Growing up chubbier than most girls your age wasn’t just hard — it was quietly brutal. It lingered like a shadow behind every mirror, every dressing room light that exposed every inch of you you wished would disappear. It whispered constantly in the back of your mind: You’re not enough. Not pretty enough. Not thin enough. Not wanted enough.
You were always the funny one. The dependable one. The friend. Never the one who got chosen.
College wasn’t a glow-up montage either. It was late-night breakdowns, skipped meals and tear-stained pillowcases. And when you graduated and got a job? The rejections didn’t stop. They just changed their language. “Not the right fit.” “We’re going in another direction.” “We loved your interview, but…” And it always came down to the same unspoken truth: you weren’t the image they wanted to project.
So when the acceptance letter from Raymond Enterprises arrived, you stared at it like it was a mistake.
And suddenly, you were the assistant to Matthew Raymond — heir to the Raymond Empire. The man who controlled billion-dollar airlines and tech ventures with the ease of breathing. People talked about him like he was a myth. Cold. Brilliant. Untouchable. And oddly enough, even while working for him, you rarely saw him.
There were no polite greetings. No small talk. No fake smiles. Your entire interaction history consisted of things like: “Cancel that meeting.” Or, “Get those files on my desk before five.” A few sharp words. Nothing more.
So when, months into the job, he unexpectedly called you into his office, it was a hit to the heart.

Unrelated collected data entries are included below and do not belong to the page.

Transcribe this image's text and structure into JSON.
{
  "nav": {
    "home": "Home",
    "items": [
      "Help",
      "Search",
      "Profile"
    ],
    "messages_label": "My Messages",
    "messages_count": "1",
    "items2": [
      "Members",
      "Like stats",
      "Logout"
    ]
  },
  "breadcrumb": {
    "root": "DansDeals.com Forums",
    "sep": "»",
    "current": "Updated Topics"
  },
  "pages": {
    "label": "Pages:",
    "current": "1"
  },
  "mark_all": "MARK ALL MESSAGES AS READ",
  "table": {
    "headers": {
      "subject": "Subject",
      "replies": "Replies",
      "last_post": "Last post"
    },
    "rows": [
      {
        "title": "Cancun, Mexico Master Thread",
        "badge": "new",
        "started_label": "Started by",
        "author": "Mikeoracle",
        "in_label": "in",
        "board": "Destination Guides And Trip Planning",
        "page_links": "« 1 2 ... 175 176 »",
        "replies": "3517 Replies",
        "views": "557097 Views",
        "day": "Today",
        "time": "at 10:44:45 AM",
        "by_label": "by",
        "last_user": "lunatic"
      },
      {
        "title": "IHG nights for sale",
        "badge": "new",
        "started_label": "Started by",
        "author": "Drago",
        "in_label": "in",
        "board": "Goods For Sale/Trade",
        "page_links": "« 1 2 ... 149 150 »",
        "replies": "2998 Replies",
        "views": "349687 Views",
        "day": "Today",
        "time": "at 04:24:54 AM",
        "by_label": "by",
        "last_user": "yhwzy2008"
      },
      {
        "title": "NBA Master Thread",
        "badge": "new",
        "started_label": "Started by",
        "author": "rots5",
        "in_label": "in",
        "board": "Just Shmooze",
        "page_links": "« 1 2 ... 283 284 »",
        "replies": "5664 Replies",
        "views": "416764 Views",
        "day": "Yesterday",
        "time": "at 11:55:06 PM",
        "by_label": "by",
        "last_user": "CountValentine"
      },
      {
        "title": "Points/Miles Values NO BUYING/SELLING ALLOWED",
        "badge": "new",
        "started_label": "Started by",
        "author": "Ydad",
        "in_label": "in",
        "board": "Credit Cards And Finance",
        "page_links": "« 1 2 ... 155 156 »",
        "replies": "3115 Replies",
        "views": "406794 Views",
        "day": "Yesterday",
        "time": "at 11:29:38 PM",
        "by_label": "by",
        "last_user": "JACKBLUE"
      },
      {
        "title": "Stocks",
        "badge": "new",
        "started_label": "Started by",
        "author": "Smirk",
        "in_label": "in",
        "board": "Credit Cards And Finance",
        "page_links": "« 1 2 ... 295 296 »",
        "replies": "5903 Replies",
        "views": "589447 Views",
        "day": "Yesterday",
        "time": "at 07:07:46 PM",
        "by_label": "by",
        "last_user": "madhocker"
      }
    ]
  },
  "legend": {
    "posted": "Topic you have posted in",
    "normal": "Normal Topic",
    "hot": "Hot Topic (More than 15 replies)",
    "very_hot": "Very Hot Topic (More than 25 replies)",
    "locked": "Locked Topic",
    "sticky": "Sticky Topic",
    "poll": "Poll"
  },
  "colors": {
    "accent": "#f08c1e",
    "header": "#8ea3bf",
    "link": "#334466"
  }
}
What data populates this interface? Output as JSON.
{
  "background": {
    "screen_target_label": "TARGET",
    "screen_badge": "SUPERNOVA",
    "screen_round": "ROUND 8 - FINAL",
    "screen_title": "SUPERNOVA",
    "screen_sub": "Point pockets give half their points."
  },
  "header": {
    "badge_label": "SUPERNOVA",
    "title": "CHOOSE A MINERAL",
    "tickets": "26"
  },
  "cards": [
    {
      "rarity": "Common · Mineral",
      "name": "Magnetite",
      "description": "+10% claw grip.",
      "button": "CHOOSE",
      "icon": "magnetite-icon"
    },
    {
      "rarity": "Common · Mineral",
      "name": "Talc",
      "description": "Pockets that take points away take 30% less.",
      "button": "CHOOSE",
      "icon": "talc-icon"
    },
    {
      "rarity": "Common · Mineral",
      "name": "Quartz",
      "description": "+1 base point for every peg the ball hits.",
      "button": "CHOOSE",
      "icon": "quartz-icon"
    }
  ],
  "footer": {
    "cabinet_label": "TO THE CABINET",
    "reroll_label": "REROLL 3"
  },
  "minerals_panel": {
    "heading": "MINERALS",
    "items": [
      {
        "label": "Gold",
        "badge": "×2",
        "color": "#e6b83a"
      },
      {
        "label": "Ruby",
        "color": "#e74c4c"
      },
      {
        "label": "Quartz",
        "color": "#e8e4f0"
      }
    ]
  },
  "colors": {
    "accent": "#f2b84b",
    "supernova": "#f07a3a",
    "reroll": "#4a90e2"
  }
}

The double doors opened to a scene you didn’t expect. His usual stark, pristine desk was no longer bare.
There — laid out neatly — was food. Not just any food. Your food. Flaky, golden croissants from the corner café. Your go-to sandwich with the slightly burnt edges that you secretly loved. And a smoothie — not just any smoothie — the exact one you always ordered with oat milk and extra berries.
Your mouth parted, confusion flickering across your face as you looked at him. Matthew didn’t look up. He sat at his desk, typing away, his expression unreadable. Then, calmly, like he was commenting on the weather, he said:
“Eat.”
Just that. One word. No explanation. No eye contact.